One of those letters Jessie sent went to her ex-boyfriend Ben (Edward Easton), who takes all the honest and hateful things she wrote to him as an invitation to wheedle his way back into her life. Ben rhymes with pathogen and he’s a toxic, slimy, passive aggressive, past his sell-by-date, ex-boyfriend with nothing to offer but soggy memories that, through the haze of time, make him appear safe, which he’s definitely not.

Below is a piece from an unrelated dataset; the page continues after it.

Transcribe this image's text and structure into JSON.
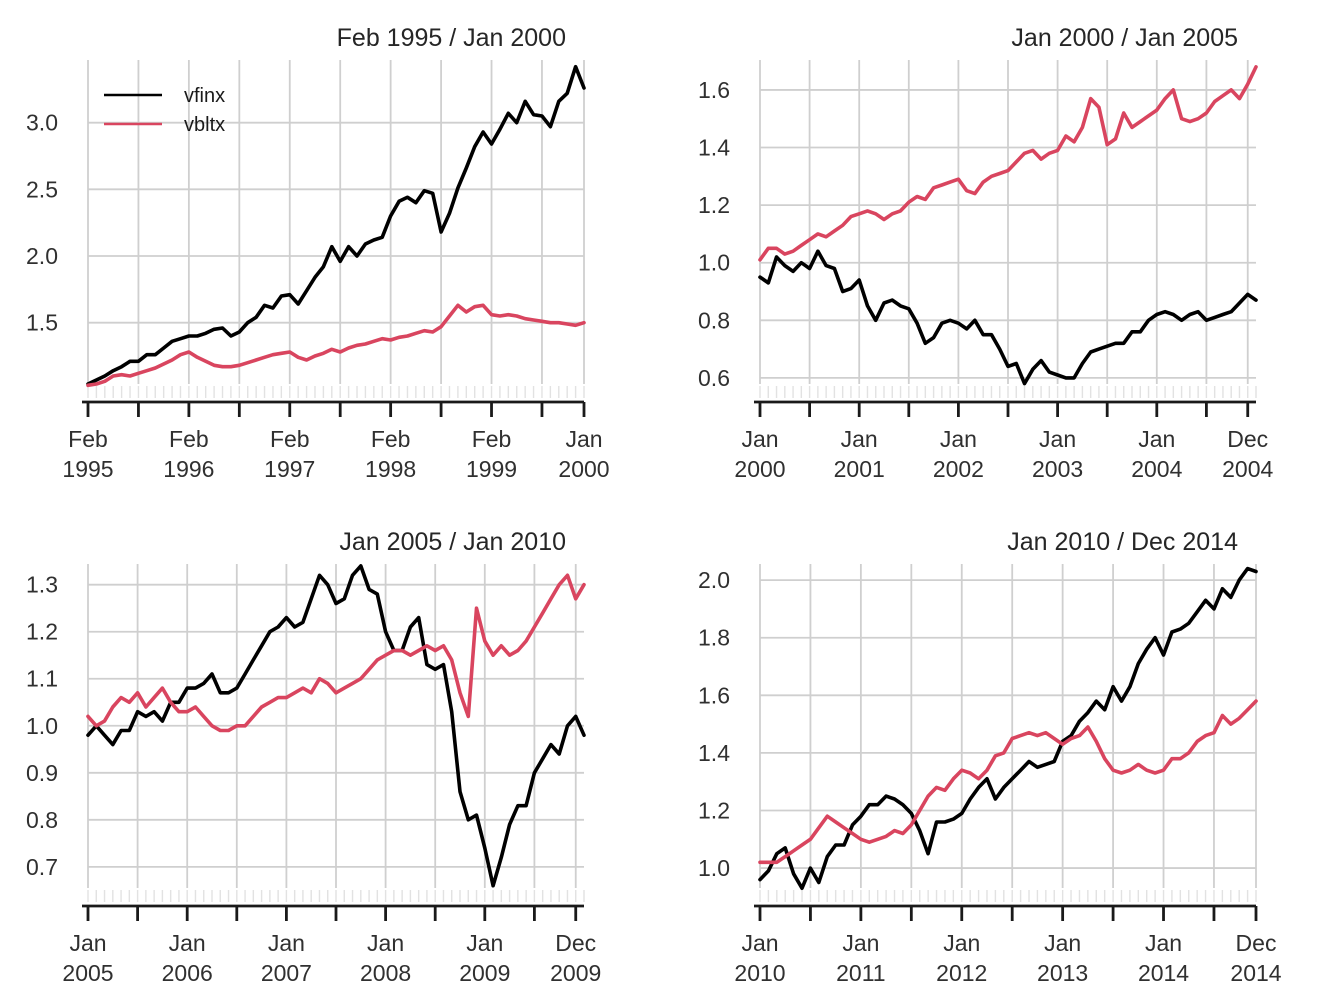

It’s definitely one of those moments when you want Jessie to be able to hear you through the laptop and just stop!!

But she can’t, so you’re going to have to watch her make a series of bad choices that will ultimately lead her to some really important realizations, which will lead to the culmination of season two, which is pretty frickin’ romantic and, of course, extremely funny. If I had any complaints about this season it would be that Jessie almost never lets down her guard, so it’s just one pithy joke after another, but, at the same time, that’s really the whole point of this season, and without it the end wouldn’t be as poignant. So, basically, no notes. Watch. Enjoy. Join me in hoping for a Season 3. Sign my petition for more Minnie Driver.